Il riscaldamento dell’Artico riduce il freddo estremo su Europa e USA

Un nuovo modello matematico smentisce che il riscaldamento ‘accelerato’ dell’Artico stia aumentando gli episodi di freddo intenso simili a quelli che hanno flagellato gli Stati Uniti lo scorso gennaio. Al contrario, i dati dimostrano che si sta riducendo la variabilita’ delle temperature autunnali e invernali alle medie e alte latitudini dell’emisfero settentrionale. E’ questa la conclusione dello studio pubblicato su Nature Climate Change dal matematico James A. Screen dell’universita’ di Exeter, in Gran Bretagna. 
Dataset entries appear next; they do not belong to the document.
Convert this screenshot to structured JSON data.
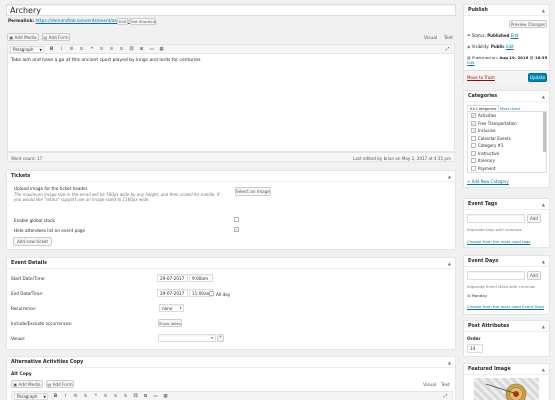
{
  "post": {
    "title": "Archery",
    "permalink_label": "Permalink:",
    "permalink_url": "https://demandtab.io/events/event/archery/",
    "edit_label": "Edit",
    "get_shortlink_label": "Get Shortlink",
    "add_media_label": "Add Media",
    "add_form_label": "Add Form",
    "tab_visual": "Visual",
    "tab_text": "Text",
    "format_select": "Paragraph",
    "content": "Take aim and have a go at this ancient sport played by kings and lords for centuries.",
    "word_count": "Word count: 17",
    "last_edited": "Last edited by brian on May 1, 2017 at 4:35 pm"
  },
  "tickets": {
    "title": "Tickets",
    "upload_title": "Upload image for the ticket header.",
    "upload_help": "The maximum image size in the email will be 580px wide by any height, and then scaled for mobile. If you would like \"retina\" support use an image sized to 1160px wide.",
    "select_image_label": "Select an Image",
    "global_stock_label": "Enable global stock",
    "hide_attendees_label": "Hide attendees list on event page",
    "add_ticket_label": "Add new ticket"
  },
  "event_details": {
    "title": "Event Details",
    "start_label": "Start Date/Time:",
    "start_date": "29-07-2017",
    "start_time": "9:00am",
    "end_label": "End Date/Time:",
    "end_date": "29-07-2017",
    "end_time": "11:00am",
    "all_day_label": "All day",
    "recurrence_label": "Recurrence:",
    "recurrence_value": "none",
    "include_exclude_label": "Include/Exclude occurrences:",
    "show_dates_label": "Show dates",
    "venue_label": "Venue:"
  },
  "alt_copy": {
    "title": "Alternative Activities Copy",
    "subtitle": "Alt Copy",
    "add_media_label": "Add Media",
    "add_form_label": "Add Form",
    "tab_visual": "Visual",
    "tab_text": "Text",
    "format_select": "Paragraph"
  },
  "publish": {
    "title": "Publish",
    "preview_label": "Preview Changes",
    "status_label": "Status:",
    "status_value": "Published",
    "visibility_label": "Visibility:",
    "visibility_value": "Public",
    "published_label": "Published on:",
    "published_value": "Aug 19, 2016 @ 18:35",
    "edit_label": "Edit",
    "trash_label": "Move to Trash",
    "update_label": "Update"
  },
  "categories": {
    "title": "Categories",
    "tab_all": "All Categories",
    "tab_most_used": "Most Used",
    "items": [
      {
        "label": "Activities",
        "checked": "✓"
      },
      {
        "label": "Free Transportation",
        "checked": "✓"
      },
      {
        "label": "Inclusive",
        "checked": "✓"
      },
      {
        "label": "Calendar Events",
        "checked": ""
      },
      {
        "label": "Category #1",
        "checked": ""
      },
      {
        "label": "Instructive",
        "checked": ""
      },
      {
        "label": "Itinerary",
        "checked": ""
      },
      {
        "label": "Payment",
        "checked": ""
      }
    ],
    "add_new_label": "+ Add New Category"
  },
  "event_tags": {
    "title": "Event Tags",
    "add_label": "Add",
    "help": "Separate tags with commas",
    "choose_label": "Choose from the most used tags"
  },
  "event_days": {
    "title": "Event Days",
    "add_label": "Add",
    "help": "Separate Event Days with commas",
    "tag_monday": "Monday",
    "choose_label": "Choose from the most used Event Days"
  },
  "post_attributes": {
    "title": "Post Attributes",
    "order_label": "Order",
    "order_value": "14"
  },
  "featured_image": {
    "title": "Featured Image"
  },
  "colors": {
    "accent": "#0073aa",
    "primary_button": "#0085ba",
    "trash": "#a00",
    "background": "#f1f1f1"
  }
}
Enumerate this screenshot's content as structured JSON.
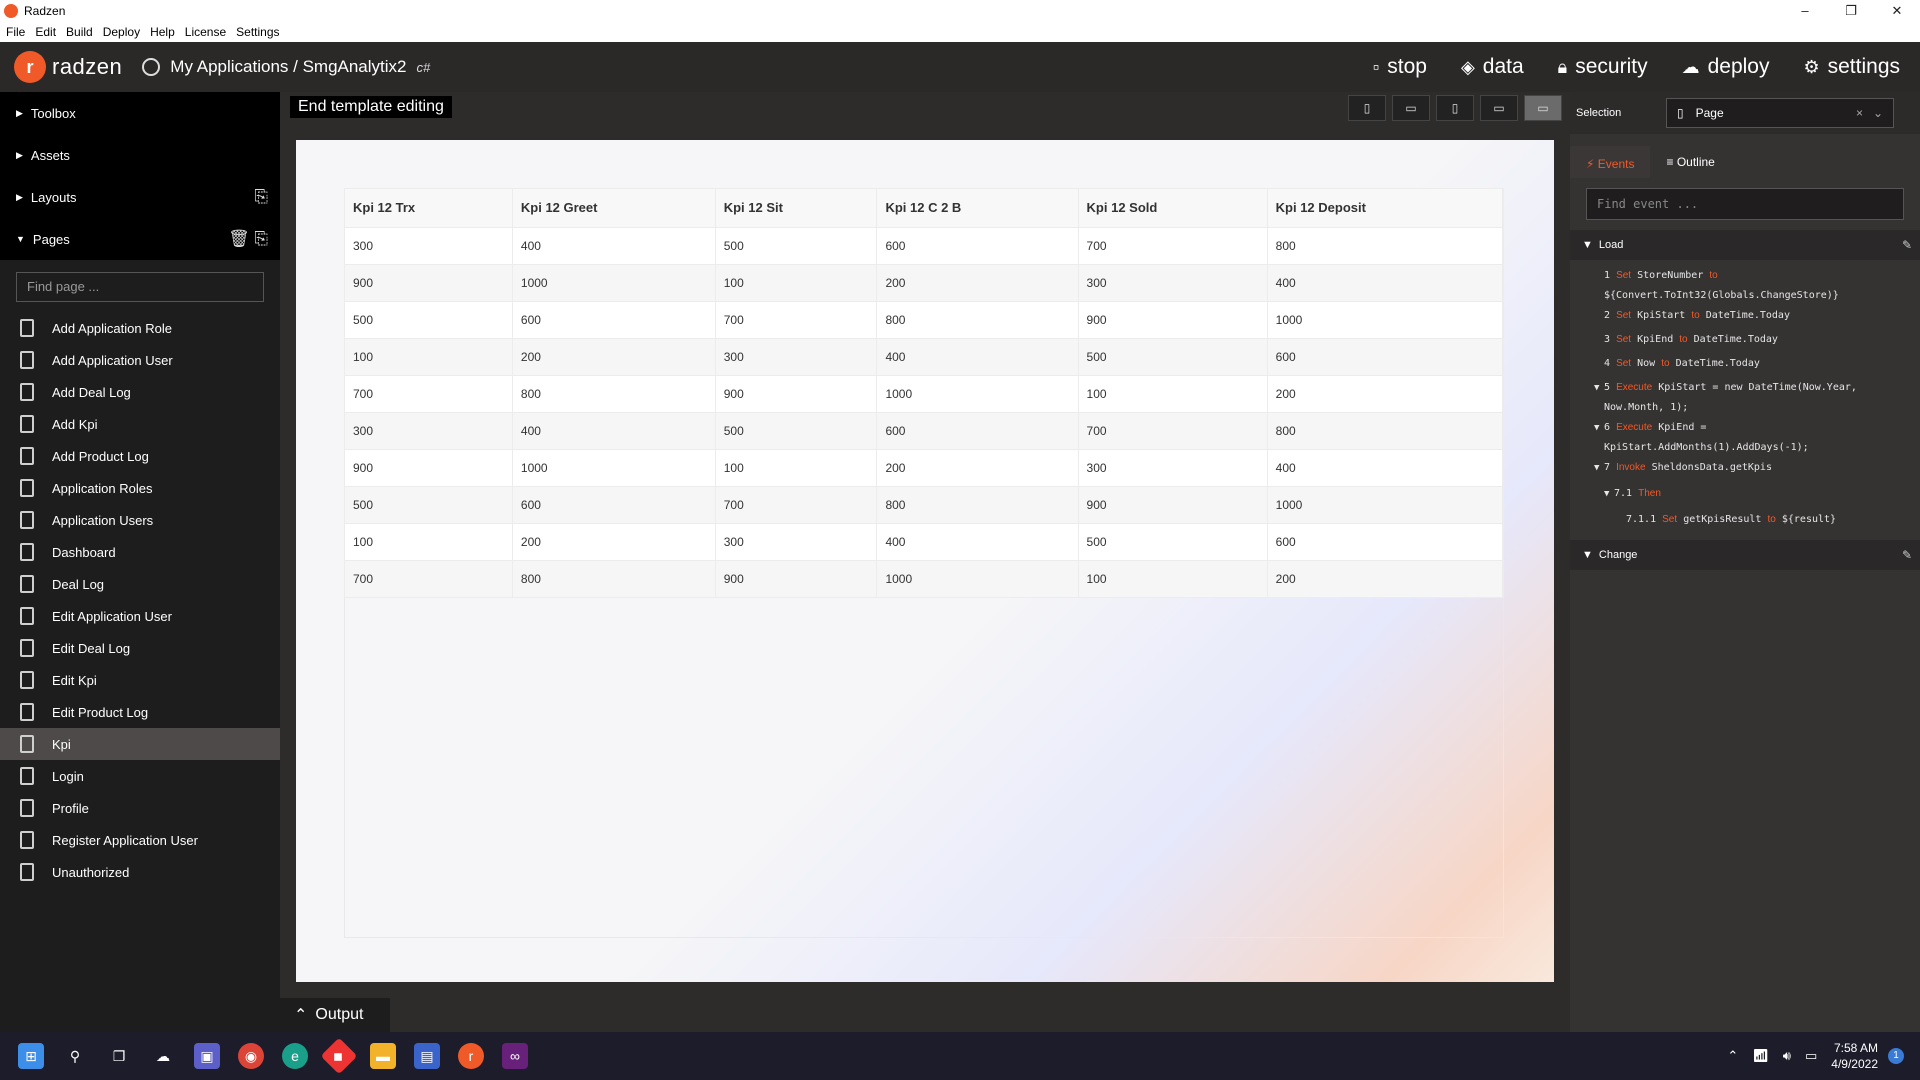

Il ricercatore ha preso in esame i dati relativi alle temperature autunnali e invernali registrate nell’emisfero settentrionale dagli anni Ottanta ad oggi scoprendo che stanno diventando sempre piu’ costanti. Questo sarebbe dovuto al fatto che i venti settentrionali e i giorni freddi ad essi collegati si stanno riscaldando piu’ rapidamente rispetto ai venti meridionali e ai relativi giorni caldi. ”I giorni piu’ freddi – spiega Screen – si verificano quando i venti soffiano da nord, portando aria artica verso le medie latitudini. Dato che il vento artico si sta riscaldando cosi’ rapidamente, in queste giornate sperimentiamo un freddo meno intenso rispetto al passato”. I modelli matematici piu’ avanzati dimostrano che questo trend si manterra’ anche nel corso del prossimo secolo, con una riduzione della variabilita’ delle temperatura in tutte le stagioni, estate esclusa.